The “ark” is virtual, but its contents are real. They are varieties of fruits, vegetables, grains, meats, and food-making processes that are in danger of disappearing in our homogenized world. The Ark of Taste brings attention to these foods, and invites everyone to take action to help protect and preserve them. This often means supporting producers of ark products by purchasing the items — such as the Bianca Perla polenta corn pictured above, a heritage breed turkey for your Thanksgiving dinner, or heirloom vegetables from your local farmer. When you do so, you are doing your part to make sure your future generations will have them.
The Ark of Taste at Terra Madre showcased a small subset of the edible biodiversity of our earth, but it was nonetheless a spectalular, beautiful, and mind-expanding exhibit of delicious and nutritious foods in danger of being lost.Biodiversity, short for biological diversity, is one of those wonky words that can make you glaze over. Which is a pity, because biodiversity is crucial not just for the future of our palates, but for the future of our planet.
It is of great importance, especially for agriculture because, in the words of Slow Food founder Carlo Petrini:
“Biodiversity . . . makes living systems flexible, adaptable, and therefore resilient . . . . To cultivate and protect biodiversity means to look after this, our common house, which we do not own title to. Rather we are renters, lessees of a furnished apartment. After so much carelessness, we have just become aware that too many of our things have disappeared. That’s why we take inventory. We ought to know, as of today, what we’re responsible for. Because the next tenants have the right to find the same patrimony.”
Biodiversity is important for we human beings, and for all living things within all ecosystems, for many reasons. Here are just a few:
- Biodiversity allows for ecosystems to adapt to climate change, fire, flood, and other disturbances.
- It provides us with a wide variety of foods, each providing different tastes and nutrients, and each taking and giving different nutrients back to the earth. Within one type of food, potatoes for example, genetic diversity ensures that not all potatoes will succumb to an infestation, and not all will fail in certain climatic conditions.
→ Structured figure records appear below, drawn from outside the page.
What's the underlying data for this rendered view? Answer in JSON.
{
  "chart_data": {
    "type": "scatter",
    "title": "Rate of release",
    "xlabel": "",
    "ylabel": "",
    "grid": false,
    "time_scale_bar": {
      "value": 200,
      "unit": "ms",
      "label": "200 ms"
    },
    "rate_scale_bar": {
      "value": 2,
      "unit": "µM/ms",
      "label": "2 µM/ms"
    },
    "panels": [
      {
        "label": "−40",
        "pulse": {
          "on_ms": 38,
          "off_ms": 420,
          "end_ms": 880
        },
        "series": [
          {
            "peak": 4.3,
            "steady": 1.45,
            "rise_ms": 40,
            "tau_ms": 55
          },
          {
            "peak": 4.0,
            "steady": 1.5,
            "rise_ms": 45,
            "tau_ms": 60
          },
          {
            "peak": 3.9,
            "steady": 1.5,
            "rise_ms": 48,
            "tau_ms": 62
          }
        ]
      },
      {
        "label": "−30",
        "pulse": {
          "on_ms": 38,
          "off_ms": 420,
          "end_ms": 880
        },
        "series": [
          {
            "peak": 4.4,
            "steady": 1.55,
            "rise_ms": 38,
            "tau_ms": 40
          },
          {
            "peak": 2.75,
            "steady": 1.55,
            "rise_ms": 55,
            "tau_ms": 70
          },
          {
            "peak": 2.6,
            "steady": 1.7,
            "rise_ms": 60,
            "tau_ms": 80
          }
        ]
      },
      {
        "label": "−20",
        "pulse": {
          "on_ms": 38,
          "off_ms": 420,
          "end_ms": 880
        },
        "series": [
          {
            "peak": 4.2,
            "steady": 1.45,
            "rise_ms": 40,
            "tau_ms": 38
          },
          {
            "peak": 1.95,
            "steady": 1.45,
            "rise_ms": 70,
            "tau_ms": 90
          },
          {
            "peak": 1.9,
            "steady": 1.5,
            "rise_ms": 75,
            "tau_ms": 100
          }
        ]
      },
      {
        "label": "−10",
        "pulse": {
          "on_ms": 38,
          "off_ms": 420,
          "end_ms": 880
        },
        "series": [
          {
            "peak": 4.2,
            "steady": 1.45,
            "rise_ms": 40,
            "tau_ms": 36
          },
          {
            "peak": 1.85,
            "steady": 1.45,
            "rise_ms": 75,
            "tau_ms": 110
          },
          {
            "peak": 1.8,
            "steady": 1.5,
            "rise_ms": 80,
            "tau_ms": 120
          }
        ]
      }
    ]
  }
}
- Most medical discoveries have been made because of research into plant and animal biology and genetics. Every time a species goes extinct or we lose genetic diversity within a species, we may be losing an important medical advance.
There are many other reasons to embrace biodiversity, especially in agriculture. But for me, the best reason is the simplest: for the pure pleasure of experiencing the infinite variety of life on Earth.